The agency says the stormwater program is intended to protect water quality from construction-related discharges. As stormwater flows over a construction site, it can pick up pollutants like sediment, debris, and chemicals and transport them to nearby storm sewer systems or directly into rivers, lakes, or coastal waters.
Similar to the 2012 CGP, the updated rules include discharge limitations and requirements for self-inspections, corrective actions, staff training, and development of a Stormwater Pollution Prevention Plan, Forester reports.
It also includes several new requirements. The Federal Register highlights nine notable changes: streamlined and simplified language; prohibition of non-stormwater discharges of external building washdown water containing hazardous substances; clarification of certain technology-based effluent limits; additional requirements for notice of permit coverage signs; revised requirements for stockpiles; a modified approach to stabilization deadlines; new requirements for waste containers; limitations for discharge into sensitive waters; and new notice of intent questions.
As attorneys Peter Knight and Tavo True-Alcala write on the Northeast Development Law Blog, the most controversial element of the new permit is language making all operators at a site jointly and severally liable for any permit violation.
Several industry groups such as the National Association of Home Builders, Associated General Contractors of America, Federal Stormwater Association, California Stormwater Quality Association, and California Building Industry Association filed comments on the draft CGP opposing joint and several liability on covered operators.
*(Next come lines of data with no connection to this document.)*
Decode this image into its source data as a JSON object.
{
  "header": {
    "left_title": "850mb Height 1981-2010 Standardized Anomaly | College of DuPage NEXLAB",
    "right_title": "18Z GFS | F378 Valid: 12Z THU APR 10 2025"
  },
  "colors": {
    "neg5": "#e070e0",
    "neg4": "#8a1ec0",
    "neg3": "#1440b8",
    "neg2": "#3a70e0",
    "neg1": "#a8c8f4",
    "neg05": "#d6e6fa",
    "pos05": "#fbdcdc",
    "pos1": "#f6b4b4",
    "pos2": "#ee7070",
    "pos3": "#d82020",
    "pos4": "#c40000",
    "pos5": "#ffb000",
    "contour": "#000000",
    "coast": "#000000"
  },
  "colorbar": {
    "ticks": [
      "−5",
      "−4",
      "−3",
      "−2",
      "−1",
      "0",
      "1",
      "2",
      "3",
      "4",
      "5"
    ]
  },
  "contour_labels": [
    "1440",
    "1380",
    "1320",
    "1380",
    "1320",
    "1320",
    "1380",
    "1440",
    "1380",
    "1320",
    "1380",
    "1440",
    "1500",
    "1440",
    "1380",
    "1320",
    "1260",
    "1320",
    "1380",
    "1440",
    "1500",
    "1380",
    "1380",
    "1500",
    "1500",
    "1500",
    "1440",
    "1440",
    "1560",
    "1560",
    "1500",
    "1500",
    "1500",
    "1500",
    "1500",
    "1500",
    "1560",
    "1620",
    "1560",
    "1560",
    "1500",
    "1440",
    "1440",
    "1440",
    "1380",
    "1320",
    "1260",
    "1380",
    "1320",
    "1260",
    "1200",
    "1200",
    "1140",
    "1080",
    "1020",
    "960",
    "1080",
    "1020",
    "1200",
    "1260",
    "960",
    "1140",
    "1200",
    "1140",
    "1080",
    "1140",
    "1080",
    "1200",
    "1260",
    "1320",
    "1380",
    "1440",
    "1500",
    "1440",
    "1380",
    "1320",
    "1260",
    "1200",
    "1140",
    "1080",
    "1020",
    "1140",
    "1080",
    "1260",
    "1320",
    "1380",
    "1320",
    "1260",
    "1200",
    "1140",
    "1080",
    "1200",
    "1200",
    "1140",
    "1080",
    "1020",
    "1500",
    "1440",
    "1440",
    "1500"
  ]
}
They argue this will unfairly punish responsible operators, forcing them to “babysit other parties involved in the project to ensure compliance,” Knight and True-Alcala write. “Given the number of parties on any given development project and the different responsibilities and legal relationships between them, the threat of joint and several liability poses serious concerns.”
It is vital for organizations to understand the impact of these changes to their projects, especially as these changes may increase the resources, time and effort needed to comply with stormwater management obligations, says environmental attorney Tamar Cerafici.
The new regulations also increase the risks of facing enforcement action from the permitting agencies. Enforcement issues may end up being debilitating and non-compliance can lead to hefty fines.
Organizations must understand how to make the case for “greening” their compliance program and have sustainable stormwater management in place, to avoid enforcement action in 2017, Cerafici says.